Thijs Defraeye EMPA, Laboratory for Biomimetic Membranes and Textiles

Thijs Defraeye received his PhD in 2011 from KU Leuven. Since 2014 he has worked for Empa, the Swiss Federal Laboratories for Materials Science and Technology, and he is currently a group leader at the Laboratory for Biomimetic Membranes and Textiles in St. Gallen, Switzerland. He focuses on food technology, applying computational methods and multiparameter sensing to study fresh food preservation by refrigeration and minimal processing by dehydration. The mission of his team is to better understand how food quality is lost along the supply chain and during food processing in order to optimize these processes and help save food.

Francesco Marra University of Salerno (Italy)

Francesco Marra has a PhD in chemical engineering and is an associate professor of chemical and food engineering for the Department of Industrial Engineering at the University of Salerno, located in Italy.

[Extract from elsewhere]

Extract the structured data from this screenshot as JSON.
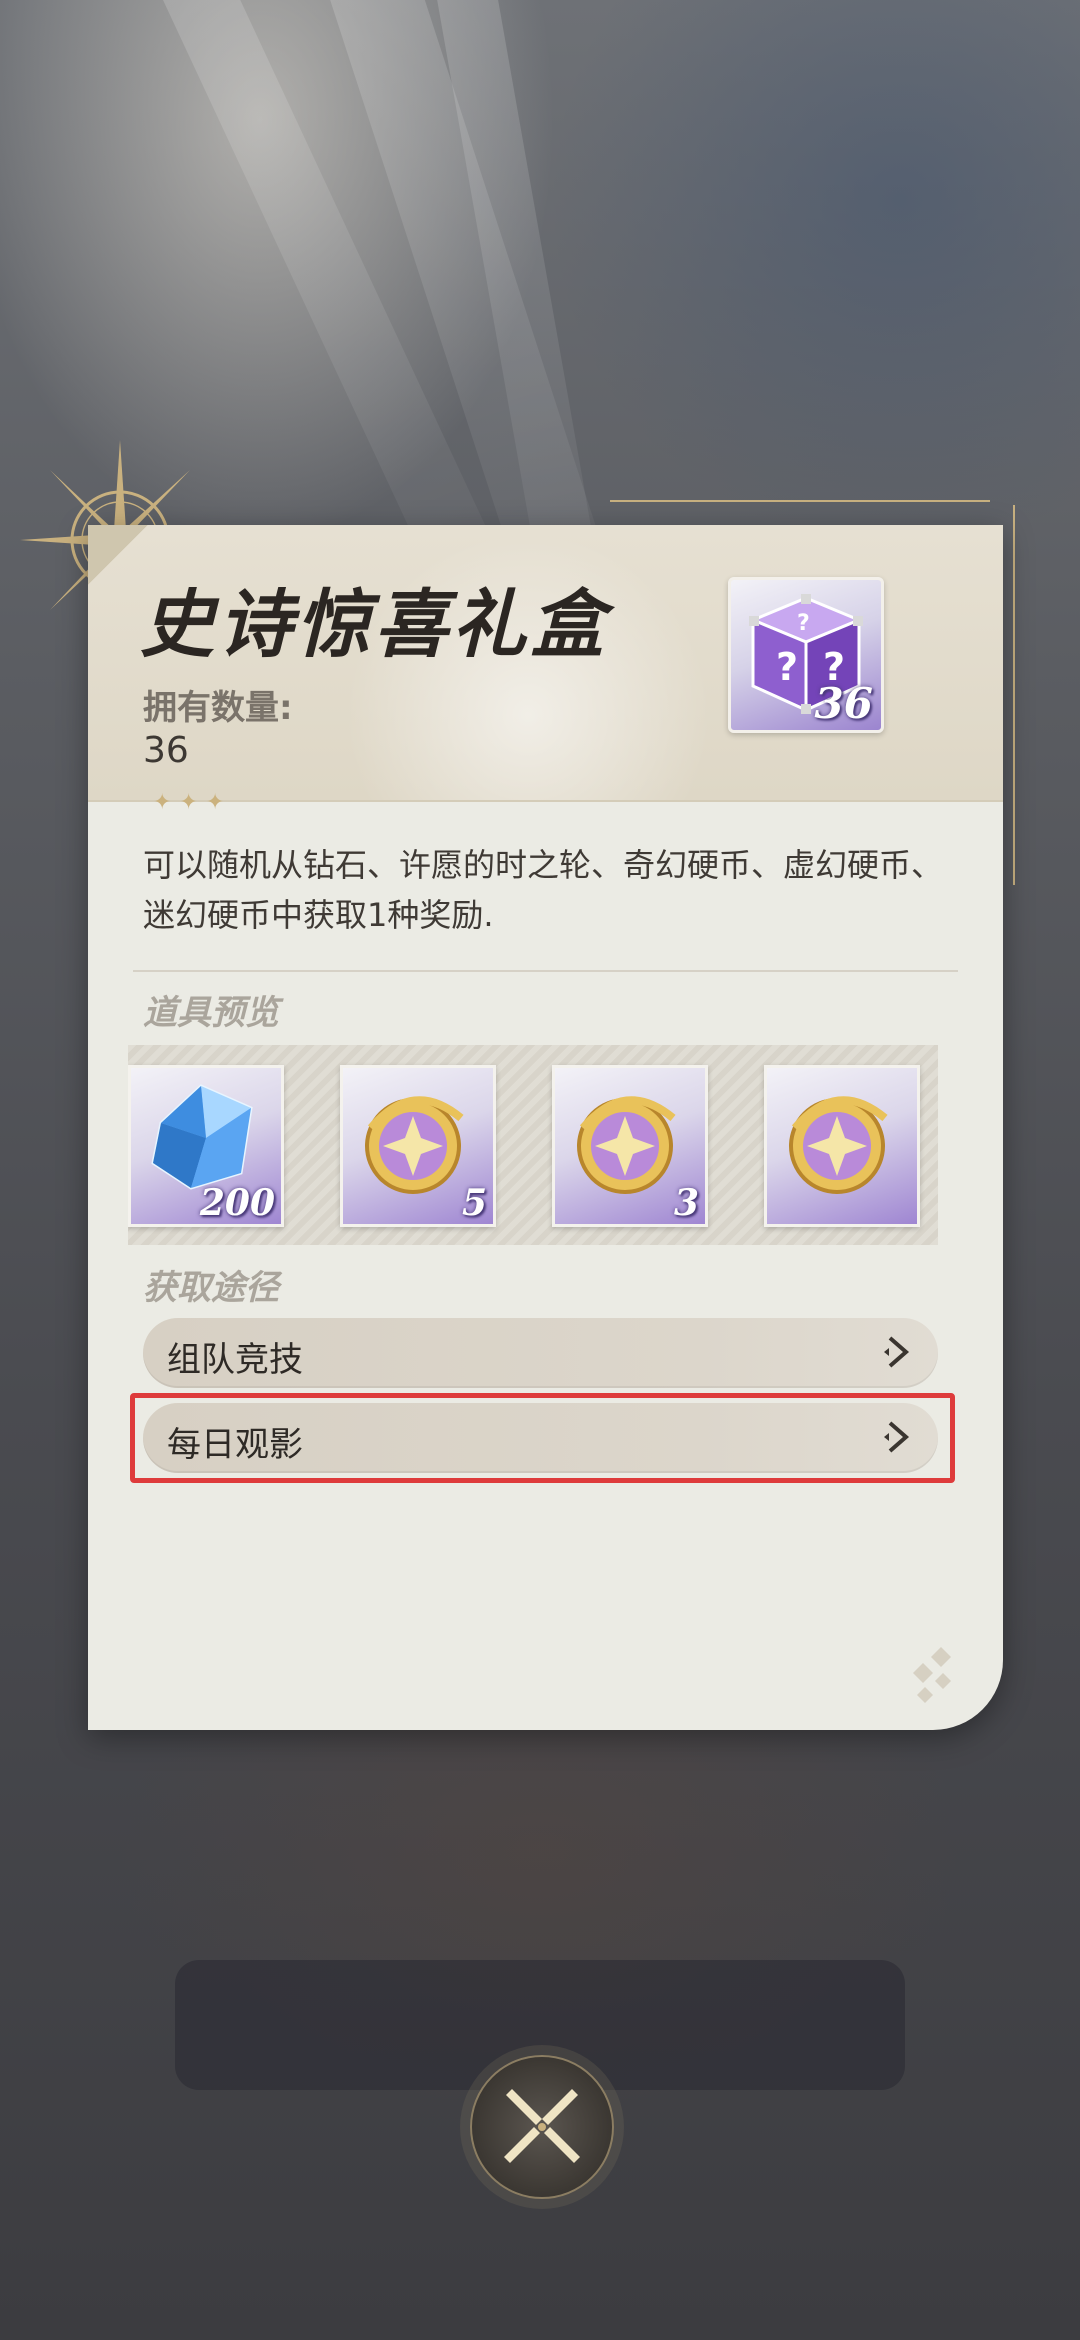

His research focuses on the use of digital tools, based on transport phenomena modeling in a multiphysics context, as design tools for innovative food processes and products. He has authored over 100 scientific works, which have been published in international journals and books and presented at international conferences. A member of the editorial boards for the Journal of Food Engineering and the Journal of Food Process Engineering, he served as editor for a special issue, ”Virtualization of Processes in Food Engineering”, for the former. He is also a member of the executive committee for the Society of Food Engineering (SoFE).